I am reading “Ulysses” by James Joyce, regarded as one of the great works.
What does James Joyce say about customer experience?
Well, honestly, he doesn’t address customer experience directly, but offers a powerful lesson nonetheless. In “Ulysses”, Joyce makes repeated use of a writing technique called internal narrative, i.e., writing what the character hears inside his head, his ‘inner voice’. Much of the internal narrative is nearly gibberish to the reader. Yet does Joyce mean to say that internal narrative is gibberish? I don’t think so …
To that person, their internal narrative is very sensible, rational, and linear … A leads to B, connections are immediately obvious, and the interplay of past events, the present, and possible futures all fit like puzzle pieces. However, if I try to read another person’s internal narrative in print, it may seem like … gibberish. And that, I think, might be what Joyce had in mind. Each mind has its own inner grammar, vocabulary, and context, and it doesn’t ‘travel well’ outside of our thoughts, so much so that humankind developed written and spoken languages that follow ground rules so we can translate our inner speech into something that another person has a fighting chance of understanding.

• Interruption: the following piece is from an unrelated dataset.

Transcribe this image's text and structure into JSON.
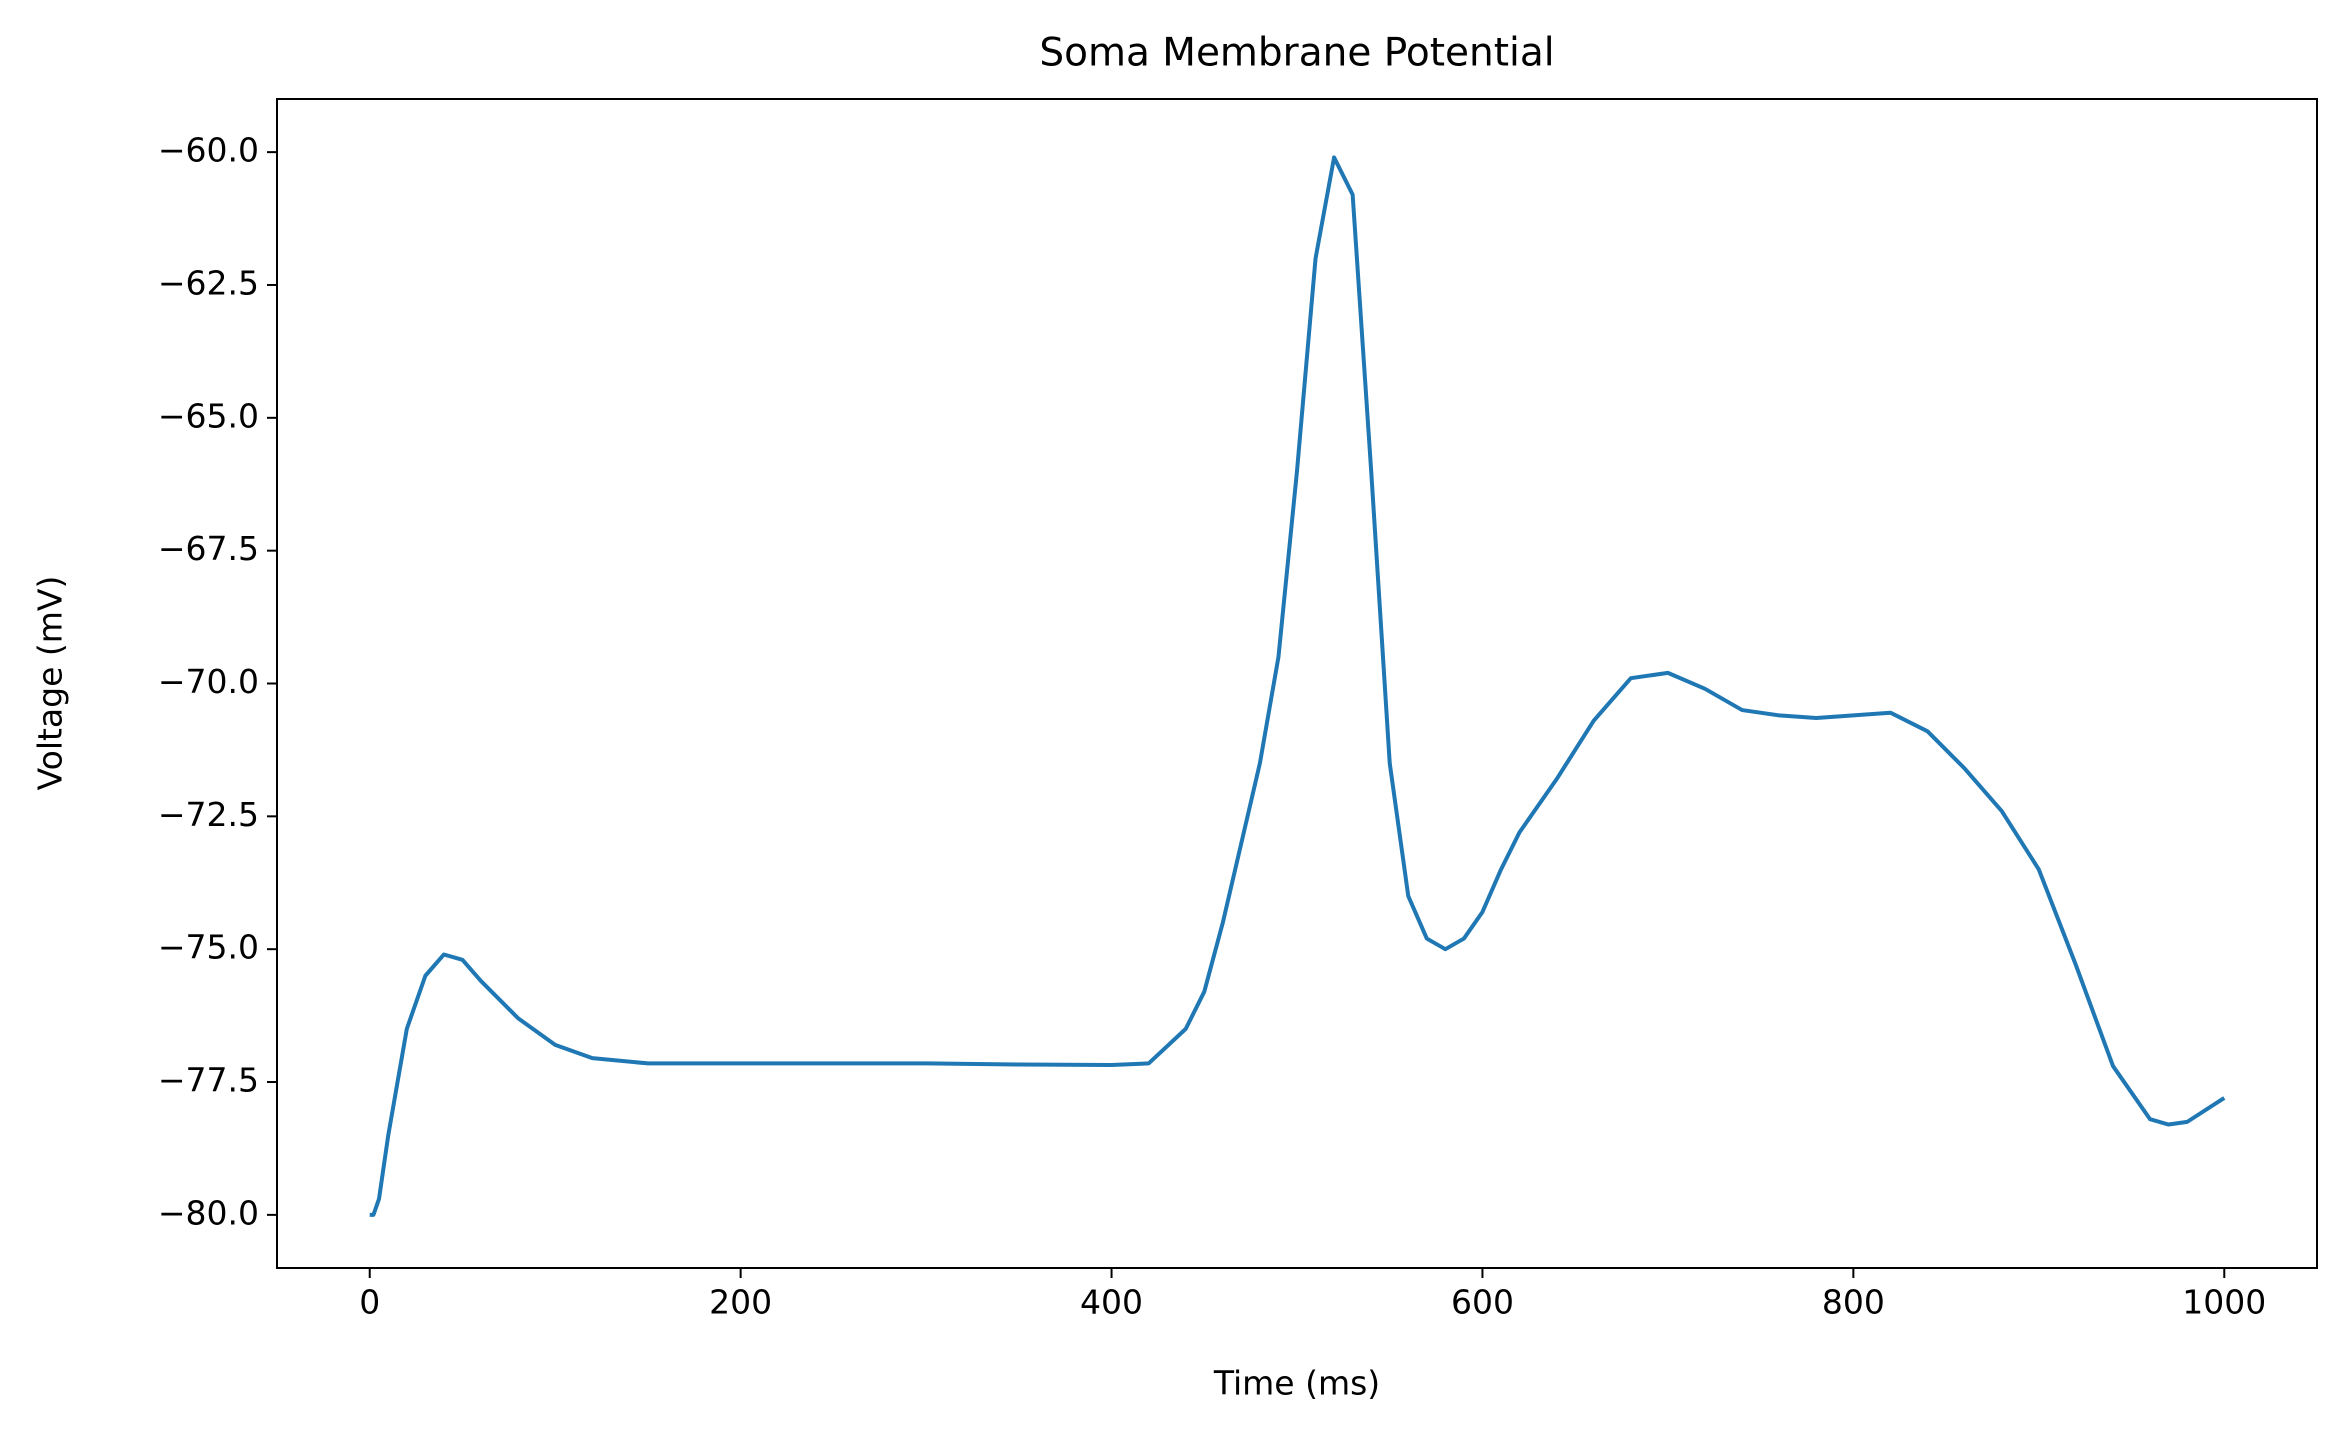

The connection to customer experience is clear. For all the well-intentioned efforts to ‘get in the head’ of a customer, it’s not so simple. Even simple subjects are in reality complex assemblies of thoughts, some on point but other contradictory and even random, or at least seemingly so to another person. Yet out of this we expect a rational single-threaded insight or answer from our research.
To some extent this may seem counter to much of the innovation currently unfolding in customer experience, yet not really. Joyce isn’t telling us to do stop doing whatever we can to gather facts about customers. But he may be saying that if someone claims to be able to ‘know’ a person’s internal narrative, watch out. Better to engage, observe, and ask questions rather than believe we can make sense of another person’s inner narrative by analyzing data about them. Data bases may be useful guideposts, but they are not going to tell you what a specific person needs of you in a specific situation; for that insight, a human connection is required. And we need to be open to situations where aggregated data actually infers the opposite of what deep connections tell us and be ready to revisit our expectations accordingly. Come to think of it, this is good advice in life, and it may even help us to get along with holiday houseguests.
What great works have given you insights and inspiration in your customer experience journey?